Synthetic Aperture Imaging of Near-Field Scatterers Mutually Coupled With an Antenna Array

In this study, we propose a synthetic aperture imaging technique for near-field scatterers mutually coupled with an antenna array, such as supporting structures, fixtures of the antenna, and a radome enclosing the antenna. Mutual coupling is a phenomenon, in which the scattered and reradiated waves from the array elements and the near-field scatterers are received by the array elements, and it is known to cause undesired effects in array signal processing, such as direction-of-arrival estimation. Therefore, we need to design the antenna array with the goal of reducing the unwanted scattered and reradiated waves as much as possible, and we require a method to evaluate the scattering intensity for validation of the antenna design. For this purpose, we utilize the bistatic synthetic aperture radar measurement, whereby we mount the receiving antenna array under test on a turntable for azimuth rotation and irradiate this antenna with a fixed transmitting antenna. The measured signals are synthesized to image an area that contains both the array elements and scatters of interest.
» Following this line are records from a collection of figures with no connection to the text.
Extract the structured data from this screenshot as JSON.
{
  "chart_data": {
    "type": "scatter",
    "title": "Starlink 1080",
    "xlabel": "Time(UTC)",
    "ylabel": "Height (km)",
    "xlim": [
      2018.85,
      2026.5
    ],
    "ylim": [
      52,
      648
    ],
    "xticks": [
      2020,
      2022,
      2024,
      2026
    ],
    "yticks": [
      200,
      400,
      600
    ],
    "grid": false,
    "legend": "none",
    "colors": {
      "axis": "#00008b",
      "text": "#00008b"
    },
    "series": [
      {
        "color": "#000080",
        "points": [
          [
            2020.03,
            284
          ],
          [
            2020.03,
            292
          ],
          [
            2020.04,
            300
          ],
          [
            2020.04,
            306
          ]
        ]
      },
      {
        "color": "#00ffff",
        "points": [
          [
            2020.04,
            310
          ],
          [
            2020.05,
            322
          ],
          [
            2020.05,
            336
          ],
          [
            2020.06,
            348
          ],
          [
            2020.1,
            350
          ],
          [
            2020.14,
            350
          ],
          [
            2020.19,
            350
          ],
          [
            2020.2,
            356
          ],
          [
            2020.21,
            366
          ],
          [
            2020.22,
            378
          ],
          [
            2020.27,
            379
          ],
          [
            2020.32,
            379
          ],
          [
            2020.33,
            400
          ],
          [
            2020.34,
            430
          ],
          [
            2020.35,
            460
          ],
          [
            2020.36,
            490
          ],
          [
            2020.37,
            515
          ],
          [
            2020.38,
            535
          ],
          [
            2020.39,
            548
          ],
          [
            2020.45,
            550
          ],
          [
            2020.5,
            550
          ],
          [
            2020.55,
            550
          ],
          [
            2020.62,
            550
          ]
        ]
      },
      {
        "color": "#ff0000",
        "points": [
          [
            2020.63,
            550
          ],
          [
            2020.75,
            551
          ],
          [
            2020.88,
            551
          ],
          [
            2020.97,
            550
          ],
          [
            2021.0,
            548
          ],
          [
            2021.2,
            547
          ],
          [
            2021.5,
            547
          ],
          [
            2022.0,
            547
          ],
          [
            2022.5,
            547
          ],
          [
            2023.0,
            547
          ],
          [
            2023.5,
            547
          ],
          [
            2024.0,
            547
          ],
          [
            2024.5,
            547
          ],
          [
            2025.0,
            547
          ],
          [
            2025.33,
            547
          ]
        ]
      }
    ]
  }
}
Because the spatial separations between the array elements and the scatterers are small, the direct waves from the transmitting antenna to the receiving elements result in serious artifacts in the reconstructed image. To suppress this effect, we apply a direct wave filter as a preprocessing method for image reconstruction. We demonstrate the proposed imaging scheme via data sets of numerical electromagnetic simulations and anechoic chamber measurements.

Automated summary

This study proposes a synthetic aperture imaging technique for near-field scatterers mutually coupled with an antenna array, aiming to reduce unwanted scattered and reradiated waves, and validate the antenna design using bistatic synthetic aperture radar measurement. A direct wave filter is applied as a preprocessing method to suppress artifacts caused by direct waves in image reconstruction.